Example capabilities:

  • AVX2 → 8 floating-point operations per instruction
  • AVX-512 → 16 floating-point operations per instruction

NumPy operations can exploit SIMD instructions because arrays store data contiguously.


9. Cache Locality and Memory Layout

CPU caches transfer data in blocks called cache lines, typically 64 bytes.

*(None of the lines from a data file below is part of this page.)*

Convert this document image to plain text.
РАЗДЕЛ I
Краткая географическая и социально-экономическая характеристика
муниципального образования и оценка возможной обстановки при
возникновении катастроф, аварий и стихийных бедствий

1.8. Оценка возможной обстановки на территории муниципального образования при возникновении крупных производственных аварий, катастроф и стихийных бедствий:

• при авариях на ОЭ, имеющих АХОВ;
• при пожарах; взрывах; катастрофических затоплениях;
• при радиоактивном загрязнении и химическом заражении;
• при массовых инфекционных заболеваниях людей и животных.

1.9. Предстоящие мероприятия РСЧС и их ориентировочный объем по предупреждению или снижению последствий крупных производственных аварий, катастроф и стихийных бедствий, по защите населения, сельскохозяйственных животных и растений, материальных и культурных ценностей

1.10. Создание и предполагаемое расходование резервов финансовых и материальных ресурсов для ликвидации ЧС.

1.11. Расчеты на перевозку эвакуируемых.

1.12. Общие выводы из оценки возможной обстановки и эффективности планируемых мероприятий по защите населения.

The effectiveness of caching depends heavily on how data is arranged in memory.


Contiguous arrays

NumPy arrays store values sequentially.

Memory
|1.0|2.0|3.0|4.0|

Advantages:

  • efficient cache utilization
  • hardware prefetching
  • vectorized instructions

Python lists

Python lists store references to objects, not raw numeric values.

List
| ptr | ptr | ptr | ptr |

ptr → object

The objects are scattered throughout memory.

This causes:

  • extra pointer indirection
  • poor cache locality

10. A Mental Model of Python Performance

When Python code runs, multiple layers interact.

flowchart TD
    A[Python Source Code] --> B[Python Interpreter]
    B --> C[Compiled Libraries]
    C --> D[Machine Code]
    D --> E[CPU Execution Units]

    E --> F[Registers / SIMD Registers]
    E --> G[Cache Hierarchy]
    G --> H[Main Memory]

    B --> I[Interpreter Overhead]
    I --> J[Dynamic Typing]
    I --> K[Object Allocation]
    I --> L[Reference Counting]

    C --> M[Compiled Loops]
    C --> N[Contiguous Arrays]
    C --> O[Vectorized Operations]

Performance depends on:

  • minimizing interpreter overhead
  • maximizing cache locality
  • exploiting vector instructions
  • reducing memory traffic

11. Practical Performance Rules

For numerical Python programs:

  1. Avoid Python loops over large arrays
  2. Use vectorized NumPy operations
  3. Store data in contiguous numeric arrays

These principles allow programs to exploit modern CPU hardware efficiently.


12. Summary

Concept Explanation
CPU Executes machine instructions
ISA Defines instruction interface
Microarchitecture Internal processor design
Instruction cycle Fetch → Decode → Execute → Writeback
Pipelining Overlaps instruction execution
Memory hierarchy Registers → Cache → RAM
Python overhead dynamic typing and object management
NumPy performance compiled loops and contiguous arrays
SIMD multiple operations per instruction

Modern CPUs are extremely fast, but their performance depends heavily on data layout, memory access patterns, and software design.

Understanding these principles explains why vectorized numerical libraries can achieve performance close to low-level languages while still being used from Python.